$A$ body of mass $m$ is situated in a potential field $U(x) = U_0 (1 - \cos \alpha x)$,where $U_0$ and $\alpha$ are constants. Find the time period of small oscillations.

(D) The potential energy associated with the field is given by $U(x) = U_0 (1 - \cos \alpha x)$.
The force $F$ is related to potential energy by $F = -\frac{dU}{dx}$.
$\frac{dU}{dx} = \frac{d}{dx} [U_0 (1 - \cos \alpha x)] = U_0 \alpha \sin \alpha x$.
Therefore,$F = -U_0 \alpha \sin \alpha x$.
For small oscillations,$\alpha x$ is very small,so $\sin \alpha x \approx \alpha x$.
Thus,$F \approx -U_0 \alpha (\alpha x) = -U_0 \alpha^2 x$.
This is the equation of Simple Harmonic Motion $(SHM)$ of the form $F = -k x$,where the effective spring constant $k = U_0 \alpha^2$.
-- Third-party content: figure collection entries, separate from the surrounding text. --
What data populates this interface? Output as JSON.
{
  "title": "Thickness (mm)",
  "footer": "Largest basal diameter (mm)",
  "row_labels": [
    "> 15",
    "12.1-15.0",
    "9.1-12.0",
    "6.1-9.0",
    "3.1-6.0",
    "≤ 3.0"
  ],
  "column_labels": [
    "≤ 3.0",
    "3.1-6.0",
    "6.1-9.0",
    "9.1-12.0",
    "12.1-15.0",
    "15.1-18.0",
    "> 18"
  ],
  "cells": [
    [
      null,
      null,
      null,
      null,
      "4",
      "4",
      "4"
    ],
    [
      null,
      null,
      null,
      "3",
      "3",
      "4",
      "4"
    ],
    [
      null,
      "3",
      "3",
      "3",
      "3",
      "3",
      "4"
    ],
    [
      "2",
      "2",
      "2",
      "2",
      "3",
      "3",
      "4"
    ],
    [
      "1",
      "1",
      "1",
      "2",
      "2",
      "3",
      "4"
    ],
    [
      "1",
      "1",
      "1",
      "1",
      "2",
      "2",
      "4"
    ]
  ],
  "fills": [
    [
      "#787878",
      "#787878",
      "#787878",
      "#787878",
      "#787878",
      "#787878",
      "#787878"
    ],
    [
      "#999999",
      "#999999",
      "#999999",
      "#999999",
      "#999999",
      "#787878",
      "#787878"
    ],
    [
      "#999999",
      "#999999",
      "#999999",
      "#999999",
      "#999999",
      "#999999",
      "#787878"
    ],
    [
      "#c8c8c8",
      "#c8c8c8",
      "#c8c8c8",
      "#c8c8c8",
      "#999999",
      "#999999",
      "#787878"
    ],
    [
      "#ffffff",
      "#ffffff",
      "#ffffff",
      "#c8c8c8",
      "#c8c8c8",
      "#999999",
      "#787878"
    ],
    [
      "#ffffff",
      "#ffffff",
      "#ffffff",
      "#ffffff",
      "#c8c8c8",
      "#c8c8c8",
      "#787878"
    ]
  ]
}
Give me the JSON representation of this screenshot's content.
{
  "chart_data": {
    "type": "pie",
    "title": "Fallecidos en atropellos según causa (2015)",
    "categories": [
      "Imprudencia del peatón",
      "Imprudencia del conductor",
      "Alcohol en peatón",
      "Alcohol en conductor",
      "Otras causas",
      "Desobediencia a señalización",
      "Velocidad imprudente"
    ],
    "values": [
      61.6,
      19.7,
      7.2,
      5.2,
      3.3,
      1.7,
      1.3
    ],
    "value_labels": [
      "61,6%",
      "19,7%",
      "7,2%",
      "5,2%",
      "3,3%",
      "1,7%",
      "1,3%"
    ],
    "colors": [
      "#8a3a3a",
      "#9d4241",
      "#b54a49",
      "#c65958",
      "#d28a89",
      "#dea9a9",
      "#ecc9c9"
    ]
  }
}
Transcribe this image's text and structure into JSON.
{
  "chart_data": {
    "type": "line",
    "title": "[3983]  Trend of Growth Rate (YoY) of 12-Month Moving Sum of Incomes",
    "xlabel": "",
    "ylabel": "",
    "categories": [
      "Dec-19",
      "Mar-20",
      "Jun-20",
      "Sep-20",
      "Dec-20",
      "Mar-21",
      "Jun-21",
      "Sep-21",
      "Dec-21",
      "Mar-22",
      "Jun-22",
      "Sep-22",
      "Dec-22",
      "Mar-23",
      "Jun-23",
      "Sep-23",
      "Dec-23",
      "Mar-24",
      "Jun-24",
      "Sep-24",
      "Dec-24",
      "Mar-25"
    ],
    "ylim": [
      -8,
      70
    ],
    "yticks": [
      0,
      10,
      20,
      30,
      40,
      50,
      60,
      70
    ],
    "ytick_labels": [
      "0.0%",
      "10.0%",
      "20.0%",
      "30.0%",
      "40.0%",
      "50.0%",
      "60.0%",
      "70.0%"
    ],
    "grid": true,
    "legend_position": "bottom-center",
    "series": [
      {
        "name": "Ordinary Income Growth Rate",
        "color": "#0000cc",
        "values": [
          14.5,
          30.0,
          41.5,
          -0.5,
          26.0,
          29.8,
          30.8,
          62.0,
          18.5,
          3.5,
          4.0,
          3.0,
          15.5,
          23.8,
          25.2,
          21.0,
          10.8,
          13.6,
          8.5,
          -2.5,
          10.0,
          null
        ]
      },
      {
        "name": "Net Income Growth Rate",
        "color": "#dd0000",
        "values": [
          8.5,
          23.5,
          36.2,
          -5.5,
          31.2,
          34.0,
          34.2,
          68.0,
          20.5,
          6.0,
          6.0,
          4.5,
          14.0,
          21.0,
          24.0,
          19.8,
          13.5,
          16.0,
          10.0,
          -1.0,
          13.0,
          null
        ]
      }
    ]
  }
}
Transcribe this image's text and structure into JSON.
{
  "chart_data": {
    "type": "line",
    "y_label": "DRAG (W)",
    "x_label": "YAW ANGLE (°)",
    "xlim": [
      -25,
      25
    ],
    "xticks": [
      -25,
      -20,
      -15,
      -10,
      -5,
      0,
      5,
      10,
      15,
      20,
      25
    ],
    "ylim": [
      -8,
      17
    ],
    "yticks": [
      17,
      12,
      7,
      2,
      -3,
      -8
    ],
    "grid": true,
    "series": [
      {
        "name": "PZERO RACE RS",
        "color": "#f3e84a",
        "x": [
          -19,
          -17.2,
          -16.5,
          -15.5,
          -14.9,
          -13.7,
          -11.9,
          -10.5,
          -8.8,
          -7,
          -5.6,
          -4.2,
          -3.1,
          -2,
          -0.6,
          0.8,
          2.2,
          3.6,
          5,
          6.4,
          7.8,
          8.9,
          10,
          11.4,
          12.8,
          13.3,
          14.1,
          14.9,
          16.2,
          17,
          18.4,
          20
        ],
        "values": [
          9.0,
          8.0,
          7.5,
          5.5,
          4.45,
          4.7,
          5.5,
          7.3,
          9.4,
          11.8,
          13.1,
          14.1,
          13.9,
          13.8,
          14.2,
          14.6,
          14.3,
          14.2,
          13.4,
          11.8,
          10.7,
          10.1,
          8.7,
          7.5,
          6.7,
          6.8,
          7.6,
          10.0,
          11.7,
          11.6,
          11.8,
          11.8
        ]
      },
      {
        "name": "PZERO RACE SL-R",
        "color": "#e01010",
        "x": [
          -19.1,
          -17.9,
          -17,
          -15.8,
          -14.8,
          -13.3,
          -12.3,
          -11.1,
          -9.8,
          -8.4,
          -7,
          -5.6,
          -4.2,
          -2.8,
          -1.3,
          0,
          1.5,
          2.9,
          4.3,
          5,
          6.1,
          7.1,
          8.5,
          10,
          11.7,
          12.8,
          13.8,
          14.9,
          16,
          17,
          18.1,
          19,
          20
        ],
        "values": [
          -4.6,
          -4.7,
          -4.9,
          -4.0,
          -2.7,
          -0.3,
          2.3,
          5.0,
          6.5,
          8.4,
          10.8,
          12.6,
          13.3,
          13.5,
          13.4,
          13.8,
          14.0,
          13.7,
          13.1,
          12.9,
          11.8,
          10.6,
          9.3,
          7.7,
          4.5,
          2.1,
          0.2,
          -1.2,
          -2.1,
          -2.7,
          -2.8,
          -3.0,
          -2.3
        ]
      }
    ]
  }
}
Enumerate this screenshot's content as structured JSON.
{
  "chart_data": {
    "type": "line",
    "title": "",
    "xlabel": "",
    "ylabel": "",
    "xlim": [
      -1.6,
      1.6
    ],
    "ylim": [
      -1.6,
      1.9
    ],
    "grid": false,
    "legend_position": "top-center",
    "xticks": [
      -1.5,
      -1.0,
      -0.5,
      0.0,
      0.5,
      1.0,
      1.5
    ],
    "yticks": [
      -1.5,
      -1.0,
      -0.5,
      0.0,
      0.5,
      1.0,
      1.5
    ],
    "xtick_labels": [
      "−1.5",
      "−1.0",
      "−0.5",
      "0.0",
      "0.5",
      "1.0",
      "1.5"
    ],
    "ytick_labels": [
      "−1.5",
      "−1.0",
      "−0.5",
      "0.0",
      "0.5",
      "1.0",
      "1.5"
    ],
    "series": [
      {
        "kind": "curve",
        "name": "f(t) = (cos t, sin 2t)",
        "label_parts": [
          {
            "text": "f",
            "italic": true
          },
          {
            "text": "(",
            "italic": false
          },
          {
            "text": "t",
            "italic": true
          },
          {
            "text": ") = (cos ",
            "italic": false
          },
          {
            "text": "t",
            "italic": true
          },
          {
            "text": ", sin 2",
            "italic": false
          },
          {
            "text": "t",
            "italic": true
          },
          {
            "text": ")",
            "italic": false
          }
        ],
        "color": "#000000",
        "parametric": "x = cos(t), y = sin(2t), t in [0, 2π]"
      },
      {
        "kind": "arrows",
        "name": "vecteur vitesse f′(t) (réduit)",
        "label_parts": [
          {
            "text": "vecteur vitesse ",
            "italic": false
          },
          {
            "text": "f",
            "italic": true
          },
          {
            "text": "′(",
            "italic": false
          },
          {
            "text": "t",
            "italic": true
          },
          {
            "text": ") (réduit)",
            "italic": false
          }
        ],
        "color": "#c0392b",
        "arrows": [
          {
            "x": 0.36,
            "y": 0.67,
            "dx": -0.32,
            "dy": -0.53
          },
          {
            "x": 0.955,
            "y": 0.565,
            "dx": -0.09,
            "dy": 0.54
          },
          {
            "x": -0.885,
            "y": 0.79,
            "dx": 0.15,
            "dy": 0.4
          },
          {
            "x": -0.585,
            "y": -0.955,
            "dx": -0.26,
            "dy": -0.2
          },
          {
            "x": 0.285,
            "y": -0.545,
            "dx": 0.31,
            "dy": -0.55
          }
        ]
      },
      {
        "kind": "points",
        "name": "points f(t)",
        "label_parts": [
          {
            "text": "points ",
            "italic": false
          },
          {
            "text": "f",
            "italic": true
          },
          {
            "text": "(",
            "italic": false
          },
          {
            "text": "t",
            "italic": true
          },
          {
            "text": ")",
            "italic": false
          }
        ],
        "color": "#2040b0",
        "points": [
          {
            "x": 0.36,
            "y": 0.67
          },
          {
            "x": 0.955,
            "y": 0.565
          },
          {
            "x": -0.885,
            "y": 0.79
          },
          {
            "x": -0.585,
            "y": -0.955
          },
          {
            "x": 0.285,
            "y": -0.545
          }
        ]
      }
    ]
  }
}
For $SHM$,the angular frequency $\omega$ is given by $\omega = \sqrt{\frac{k}{m}} = \sqrt{\frac{U_0 \alpha^2}{m}} = \alpha \sqrt{\frac{U_0}{m}}$.
The time period $T$ is given by $T = \frac{2 \pi}{\omega}$.
Substituting $\omega$,we get $T = \frac{2 \pi}{\alpha \sqrt{\frac{U_0}{m}}} = 2 \pi \sqrt{\frac{m}{U_0 \alpha^2}}$.